In the meantime, the cleverest analysts of the eurozone crisis recognize one significant ace that Germany has not yet played in the whole process. Evans-Pritchard observes the ace up Germany’s sleeve. “‘The larger the efsf, the faster the dominos fall,’ said Daniel Gross from the Center for European Policy Studies.
“The risk is that the leverage scheme will accelerate contagion to the core. Jacques Cailloux, from rbs, said the plan is ‘very dangerous’ unless the European Central Bank (ecb) is fully mobilized to back-stop the system.
“Chancellor Angela Merkel again ruled out any such a role for the ecb in her Bundestag speech on Wednesday.” But Merkel is really playing politics here, for ultimately the market has its say, and, “The view in the markets is that only the ecb has the credible lending power to contain the crisis …” (ibid, emphasis added).
Today the European Central Bank presidency is taken over by the Jesuit-trained governor of the Italian Bank, Mario Draghi. This places a Roman in charge of the only financial institution that the market contends has the power to step in and truly make a dent in the euro crisis.
Note that there was not a general consensus at the EU summit that prevented European Central Bank intervention in the euro crisis. It was the chancellor of Germany! So who really is in charge of the EU’s Central Bank? The answer appears to be obvious.
But now we have the pope’s man in the ecb at a time when Italy is being considered at risk of catching the eurozone’s contagious disease. This could change the whole nature of the manner in which Germany seeks to control that bank.
Germany is no longer the elephant in the room that pundits are afraid to mention. Germany has come charging out of its self-imposed constraints. Its imperialist motives are becoming more obvious by the week. But a new elephant is now entering the room: old Rome.
As Herbert Armstrong prophesied decades ago, there is only one power that can truly unite Europe. It is not a political, economic or fiscal power. It is a religion. It is the very religion that Pope Benedict is carefully firing up in a renewed crusade labeled “The new evangelization for the transmission of the Christian faith,” which he intends to extend across the whole European continent, and indeed the whole globe. That religion is the glue that will briefly unite Europe in a seventh, final and, most mercifully, very brief resurrection of that old institution, the Holy Roman Empire, as the final outcome of the great postwar project to unify Europe.

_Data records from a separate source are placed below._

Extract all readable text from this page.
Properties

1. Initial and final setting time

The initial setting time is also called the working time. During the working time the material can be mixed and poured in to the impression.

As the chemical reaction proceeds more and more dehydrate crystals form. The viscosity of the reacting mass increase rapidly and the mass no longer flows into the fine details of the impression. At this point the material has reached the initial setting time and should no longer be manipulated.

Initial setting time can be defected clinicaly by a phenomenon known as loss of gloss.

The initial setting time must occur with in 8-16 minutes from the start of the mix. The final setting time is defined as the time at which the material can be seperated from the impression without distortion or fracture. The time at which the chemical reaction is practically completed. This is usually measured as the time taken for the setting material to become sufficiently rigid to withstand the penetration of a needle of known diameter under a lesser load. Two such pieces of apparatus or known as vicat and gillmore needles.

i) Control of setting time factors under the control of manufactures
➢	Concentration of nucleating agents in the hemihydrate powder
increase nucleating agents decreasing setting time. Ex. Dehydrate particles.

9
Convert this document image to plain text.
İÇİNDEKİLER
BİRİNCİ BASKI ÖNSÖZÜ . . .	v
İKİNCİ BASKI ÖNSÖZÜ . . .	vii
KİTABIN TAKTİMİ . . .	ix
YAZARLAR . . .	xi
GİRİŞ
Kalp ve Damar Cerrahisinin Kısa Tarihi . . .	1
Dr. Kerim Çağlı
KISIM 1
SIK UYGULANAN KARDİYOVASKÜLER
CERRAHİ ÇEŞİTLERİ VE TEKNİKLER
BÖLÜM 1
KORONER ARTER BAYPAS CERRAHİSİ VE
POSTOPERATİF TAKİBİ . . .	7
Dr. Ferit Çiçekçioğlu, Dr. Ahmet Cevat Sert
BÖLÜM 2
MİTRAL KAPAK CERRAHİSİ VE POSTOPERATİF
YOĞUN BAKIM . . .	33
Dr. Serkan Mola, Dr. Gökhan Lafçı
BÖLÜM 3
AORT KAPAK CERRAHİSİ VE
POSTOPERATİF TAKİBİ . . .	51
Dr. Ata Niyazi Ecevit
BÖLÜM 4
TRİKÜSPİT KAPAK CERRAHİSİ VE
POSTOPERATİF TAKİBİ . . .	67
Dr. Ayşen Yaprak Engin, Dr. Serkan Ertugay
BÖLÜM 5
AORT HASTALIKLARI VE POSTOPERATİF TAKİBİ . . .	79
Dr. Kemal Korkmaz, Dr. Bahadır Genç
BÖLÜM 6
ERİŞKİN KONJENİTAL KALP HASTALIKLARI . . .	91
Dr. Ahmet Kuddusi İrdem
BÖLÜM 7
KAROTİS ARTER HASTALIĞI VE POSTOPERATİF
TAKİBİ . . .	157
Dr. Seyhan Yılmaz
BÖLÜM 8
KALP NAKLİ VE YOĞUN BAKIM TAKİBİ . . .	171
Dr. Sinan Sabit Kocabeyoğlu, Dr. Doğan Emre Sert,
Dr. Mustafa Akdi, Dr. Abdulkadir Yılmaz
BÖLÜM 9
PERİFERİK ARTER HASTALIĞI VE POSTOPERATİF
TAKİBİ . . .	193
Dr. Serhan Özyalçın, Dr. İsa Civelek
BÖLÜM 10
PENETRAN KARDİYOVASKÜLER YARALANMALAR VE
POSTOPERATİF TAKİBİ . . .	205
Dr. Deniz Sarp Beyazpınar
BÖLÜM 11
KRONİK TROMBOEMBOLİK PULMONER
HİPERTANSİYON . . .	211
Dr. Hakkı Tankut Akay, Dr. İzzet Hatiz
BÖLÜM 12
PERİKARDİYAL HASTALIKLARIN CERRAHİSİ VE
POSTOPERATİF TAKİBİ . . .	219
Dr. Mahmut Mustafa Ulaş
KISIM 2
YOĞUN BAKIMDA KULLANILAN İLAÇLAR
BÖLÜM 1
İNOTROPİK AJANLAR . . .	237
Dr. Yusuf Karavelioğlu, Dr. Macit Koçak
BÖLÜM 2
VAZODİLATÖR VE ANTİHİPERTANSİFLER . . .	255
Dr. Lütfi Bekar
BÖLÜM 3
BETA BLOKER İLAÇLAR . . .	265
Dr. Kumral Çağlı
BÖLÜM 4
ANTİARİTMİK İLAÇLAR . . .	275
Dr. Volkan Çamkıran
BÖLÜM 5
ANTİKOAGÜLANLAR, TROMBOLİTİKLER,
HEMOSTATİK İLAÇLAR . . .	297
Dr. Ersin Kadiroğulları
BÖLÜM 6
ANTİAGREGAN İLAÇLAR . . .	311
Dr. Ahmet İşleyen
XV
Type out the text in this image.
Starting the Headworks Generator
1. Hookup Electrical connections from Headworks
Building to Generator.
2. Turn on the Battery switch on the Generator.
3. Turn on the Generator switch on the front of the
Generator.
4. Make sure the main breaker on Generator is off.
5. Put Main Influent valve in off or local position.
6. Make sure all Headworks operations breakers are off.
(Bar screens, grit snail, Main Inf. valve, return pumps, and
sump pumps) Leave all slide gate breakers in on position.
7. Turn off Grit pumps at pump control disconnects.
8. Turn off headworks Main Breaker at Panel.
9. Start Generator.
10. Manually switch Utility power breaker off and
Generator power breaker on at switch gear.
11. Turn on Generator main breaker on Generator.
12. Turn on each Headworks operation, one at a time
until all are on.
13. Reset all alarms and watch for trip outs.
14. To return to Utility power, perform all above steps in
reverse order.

That religion will become the primary influence over the minds that rule politically, economically and monetarily in Europe. It is prophesied to be so in the 13th and 17th chapter of the book of Revelation. Having the pope’s man head the Frankfurt-based European bank is a step toward fulfillment of that great prophecy.
With German elites now empowered to a fresh and revitalized assertiveness in pursuing their goals for revival of an imperial German power, watch for Rome to increasingly assert its influence over affairs in the present two-tier Europe as it soon takes on its ultimate 10-nation composition.